The writer/director/producer Victoria Pile has two trademark techniques: creating worlds where a horrible, dark surreality keeps oozing through the cracks; and characters who take childlike gestures to extremes - walking past a shelf and pushing all the books off with a triumphal air, stealing lipstick from a handbag and putting it on during a conversation, shouting "Shut!" at a door that's already shutting.

Although, like Green Wing, Campus works as an ensemble of freaks, perhaps the most intriguing mutant is Vice Chancellor Jonty de Wolfe (Andy Nyman). Initially, he looks like the weakest character - a small, bumptious David Brent clone who keeps attempting Jamaican patois to make a point. But by the end of the show he has turned into a more sinister version of the shopkeeper in Mr Benn - wandering around the library in a floor-length taffeta ballgown, urging depressed students to commit suicide and, on one occasion, simply disappearing in the middle of a monologue, as if it were a Las Vegas floor-show, leaving his English lecturer Matthew Beer (Joseph Millson) holding a madly clattering clockwork monkey, and his jaw.

The 2007 Comedy Showcase resulted in series commissions for The Kevin Bishop Show, Plus One and Free Agents, from which The Kevin Bishop Show has made it to a second series - making it very much the Leona Lewis of the enterprise. But Campus is far superior stuff to Kevin Bishop. It makes Kevin Bishop look like ... David Sneddon. Campus - it's a yes from me. I'm putting you through to Boot Camp.

Caitlin Moran, The Times, 7th November 2009

This is the series where Channel 4 kicks some fledgling sitcoms out of the nest to see which ones will fly. The Kevin Bishop Show, Plus One and Free Agents all came out of 2007's try-outs and I'd put money on Campus getting the green light - especially as it's set in Kirke University (motto: "With Wings").

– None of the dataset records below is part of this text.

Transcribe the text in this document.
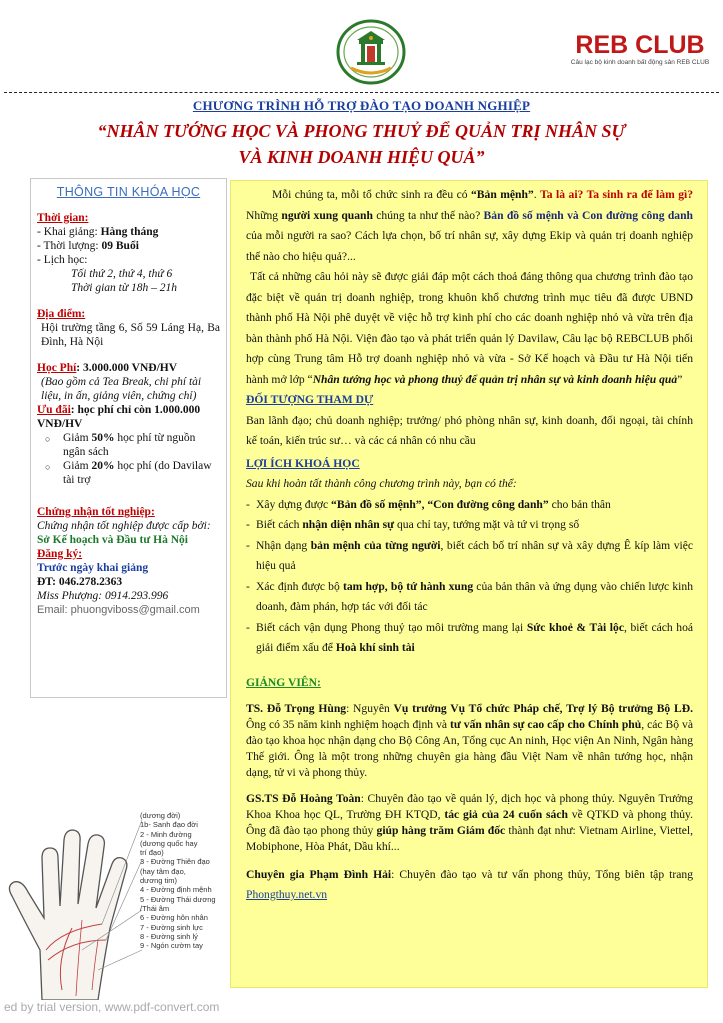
REB CLUB
Câu lạc bộ kinh doanh bất động sản REB CLUB
CHƯƠNG TRÌNH HỖ TRỢ ĐÀO TẠO DOANH NGHIỆP
“NHÂN TƯỚNG HỌC VÀ PHONG THUỶ ĐỂ QUẢN TRỊ NHÂN SỰ
VÀ KINH DOANH HIỆU QUẢ”
THÔNG TIN KHÓA HỌC
Thời gian:
- Khai giảng: Hàng tháng
- Thời lượng: 09 Buổi
- Lịch học:
Tối thứ 2, thứ 4, thứ 6
Thời gian từ 18h – 21h
Địa điểm:
Hội trường tầng 6, Số 59 Láng Hạ, Ba Đình, Hà Nội
Học Phí: 3.000.000 VNĐ/HV
(Bao gồm cả Tea Break, chi phí tài liệu, in ấn, giảng viên, chứng chỉ)
Ưu đãi: học phí chỉ còn 1.000.000 VNĐ/HV
○	Giảm 50% học phí từ nguồn ngân sách
○	Giảm 20% học phí (do Davilaw tài trợ
Chứng nhận tốt nghiệp:
Chứng nhận tốt nghiệp được cấp bởi:
Sở Kế hoạch và Đầu tư Hà Nội
Đăng ký:
Trước ngày khai giảng
ĐT: 046.278.2363
Miss Phượng: 0914.293.996
Email: phuongviboss@gmail.com

Mỗi chúng ta, mỗi tổ chức sinh ra đều có “Bản mệnh”. Ta là ai? Ta sinh ra để làm gì? Những người xung quanh chúng ta như thế nào? Bản đồ số mệnh và Con đường công danh của mỗi người ra sao? Cách lựa chọn, bố trí nhân sự, xây dựng Ekip và quản trị doanh nghiệp thế nào cho hiệu quả?...

Tất cả những câu hỏi này sẽ được giải đáp một cách thoả đáng thông qua chương trình đào tạo đặc biệt về quản trị doanh nghiệp, trong khuôn khổ chương trình mục tiêu đã được UBND thành phố Hà Nội phê duyệt về việc hỗ trợ kinh phí cho các doanh nghiệp nhỏ và vừa trên địa bàn thành phố Hà Nội. Viện đào tạo và phát triển quản lý Davilaw, Câu lạc bộ REBCLUB phối hợp cùng Trung tâm Hỗ trợ doanh nghiệp nhỏ và vừa - Sở Kế hoạch và Đầu tư Hà Nội tiến hành mở lớp “Nhân tướng học và phong thuỷ để quản trị nhân sự và kinh doanh hiệu quả”

ĐỐI TƯỢNG THAM DỰ

Ban lãnh đạo; chủ doanh nghiệp; trưởng/ phó phòng nhân sự, kinh doanh, đối ngoại, tài chính kế toán, kiến trúc sư… và các cá nhân có nhu cầu

LỢI ÍCH KHOÁ HỌC

Sau khi hoàn tất thành công chương trình này, bạn có thể:

- Xây dựng được “Bản đồ số mệnh”, “Con đường công danh” cho bản thân
- Biết cách nhận diện nhân sự qua chỉ tay, tướng mặt và tứ vi trọng số
- Nhận dạng bản mệnh của từng người, biết cách bố trí nhân sự và xây dựng Ê kíp làm việc hiệu quả
- Xác định được bộ tam hợp, bộ tứ hành xung của bản thân và ứng dụng vào chiến lược kinh doanh, đàm phán, hợp tác với đối tác
- Biết cách vận dụng Phong thuỷ tạo môi trường mang lại Sức khoẻ & Tài lộc, biết cách hoá giải điểm xấu để Hoà khí sinh tài
GIẢNG VIÊN:

TS. Đỗ Trọng Hùng: Nguyên Vụ trưởng Vụ Tổ chức Pháp chế, Trợ lý Bộ trưởng Bộ LĐ. Ông có 35 năm kinh nghiệm hoạch định và tư vấn nhân sự cao cấp cho Chính phủ, các Bộ và đào tạo khoa học nhận dạng cho Bộ Công An, Tổng cục An ninh, Học viện An Ninh, Ngân hàng Thế giới. Ông là một trong những chuyên gia hàng đầu Việt Nam về nhân tướng học, nhận dạng, tử vi và phong thủy.

GS.TS Đỗ Hoàng Toàn: Chuyên đào tạo về quản lý, dịch học và phong thủy. Nguyên Trưởng Khoa Khoa học QL, Trường ĐH KTQD, tác giả của 24 cuốn sách về QTKD và phong thủy. Ông đã đào tạo phong thủy giúp hàng trăm Giám đốc thành đạt như: Vietnam Airline, Viettel, Mobiphone, Hòa Phát, Dầu khí...

Chuyên gia Phạm Đình Hải: Chuyên đào tạo và tư vấn phong thủy, Tổng biên tập trang Phongthuy.net.vn

(dương đời)
1b- Sanh đạo đời
2 - Minh đường
(dương quốc hay
trí đạo)
3 - Đường Thiên đạo
(hay tâm đạo,
dương tim)
4 - Đường định mệnh
5 - Đường Thái dương
/Thái âm
6 - Đường hôn nhân
7 - Đường sinh lực
8 - Đường sinh lý
9 - Ngón cườm tay
ed by trial version, www.pdf-convert.com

It feels like Green Wing Goes To College, because it was made by that show's creator Victoria Pile and her team. Like Green Wing it has that same air of institutionalised in-breeding about it and is backed by another distinctively woozy soundtrack by Trellis.

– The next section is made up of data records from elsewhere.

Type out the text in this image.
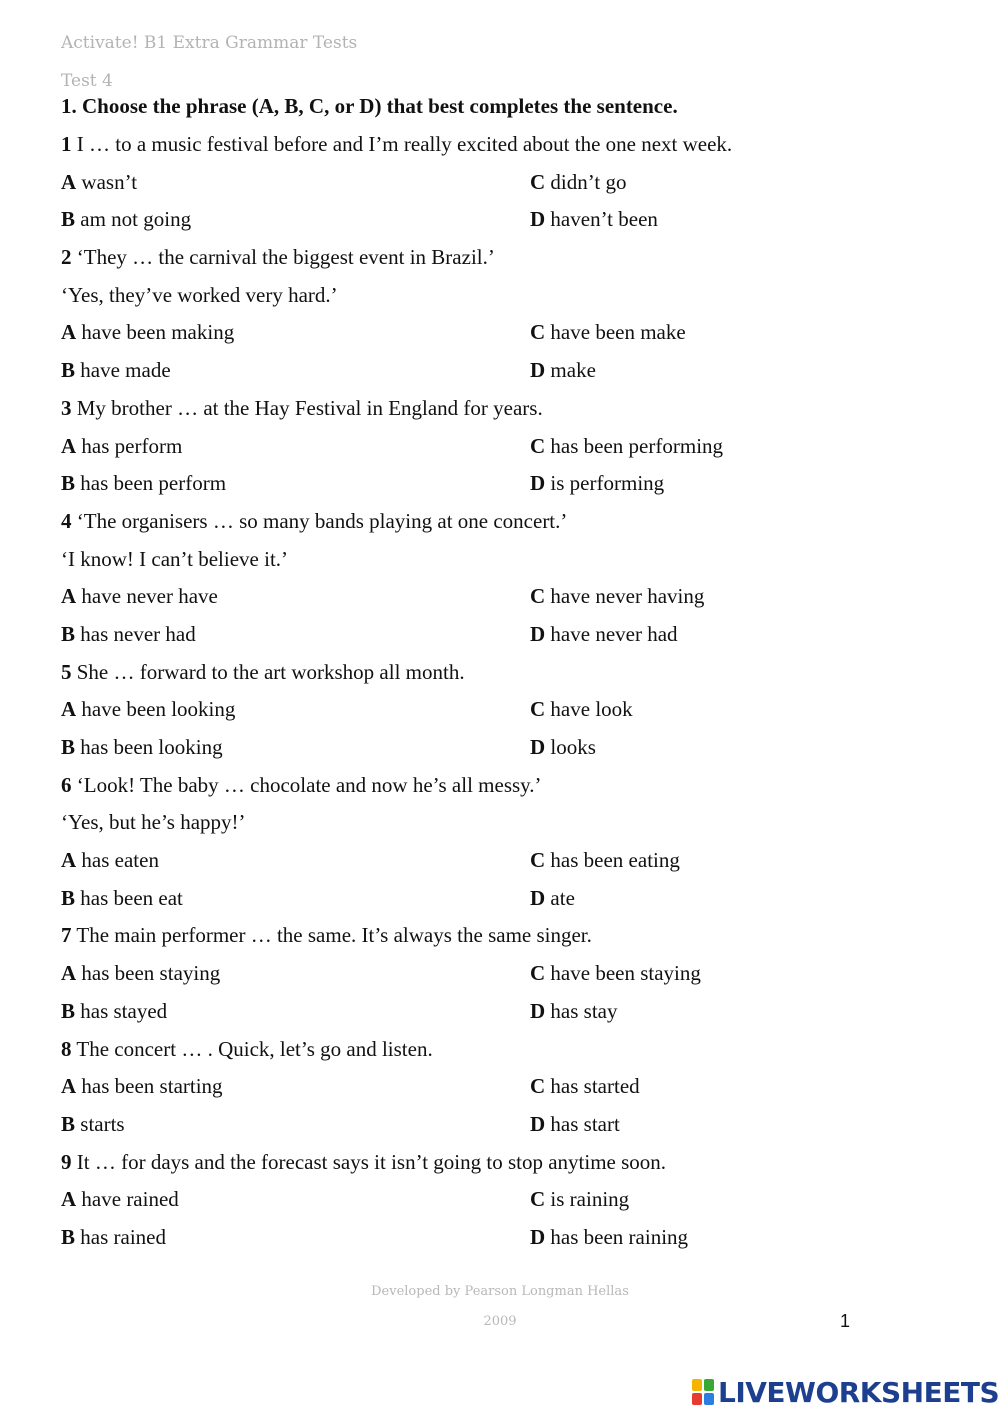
Activate! B1 Extra Grammar Tests
Test 4
1. Choose the phrase (A, B, C, or D) that best completes the sentence.
1 I … to a music festival before and I’m really excited about the one next week.
A wasn’t	C didn’t go
B am not going	D haven’t been
2 ‘They … the carnival the biggest event in Brazil.’
‘Yes, they’ve worked very hard.’
A have been making	C have been make
B have made	D make
3 My brother … at the Hay Festival in England for years.
A has perform	C has been performing
B has been perform	D is performing
4 ‘The organisers … so many bands playing at one concert.’
‘I know! I can’t believe it.’
A have never have	C have never having
B has never had	D have never had
5 She … forward to the art workshop all month.
A have been looking	C have look
B has been looking	D looks
6 ‘Look! The baby … chocolate and now he’s all messy.’
‘Yes, but he’s happy!’
A has eaten	C has been eating
B has been eat	D ate
7 The main performer … the same. It’s always the same singer.
A has been staying	C have been staying
B has stayed	D has stay
8 The concert … . Quick, let’s go and listen.
A has been starting	C has started
B starts	D has start
9 It … for days and the forecast says it isn’t going to stop anytime soon.
A have rained	C is raining
B has rained	D has been raining
Developed by Pearson Longman Hellas
2009	1
LIVEWORKSHEETS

There are some very funny moments but the staff at Kirke are perhaps a little too eccentric for their own good. It's as if the challenge was how weird can we make these people and still have them breathe oxygen?

Vice-chancellor Jonty (Andy Nyman) comes on like a more megalomaniac David Brent, while womanising English lecturer Matt Beer (think about it) and speccy maths star Imogen Moffat (Joseph Millson and Lisa Jackson) have big shoes to fill if they're to be Campus's answer to Guy and Caroline.

Jane Simon, The Mirror, 6th November 2009

How many misfits does it take to run a university? Should this question ever pop up in the miscellaneous round of a pub quiz somewhere in Weirdchester, you'll be grateful for having watched Campus, the new show conceived by Victoria Pile and the team behind Green Wing and Smack The Pony.

At the show's heart is chief misfit Jonty de Wolfe. Played by Andy Nyman, the megaphone-wielding, peppermint tea-sipping Vice Chancellor turns kooky, quirky and crass up to eleven. Joseph Millson (Casino Royal) is lecherous literature lecturer Matthew Beer, and Dolly Wells (Star Stories) takes a marvellous turn as a behind-the-scenes worker nicknamed "the big shit" as a schoolgirl. "Because I was a big shit," she explains, "and also because I do big shits."

Campus is set in the fictitious Kirke University and looks every bit the "ensemble comedy". The camerawork is jittery without irritating, and the writers have conjured a veritable symphony of comic characters. On the evening the show was introduced with no little wryness as "not the Green Wing set in a university." Derivative? Perhaps. But I'd be happy to watch the Green Wing set anywhere, thanks very much.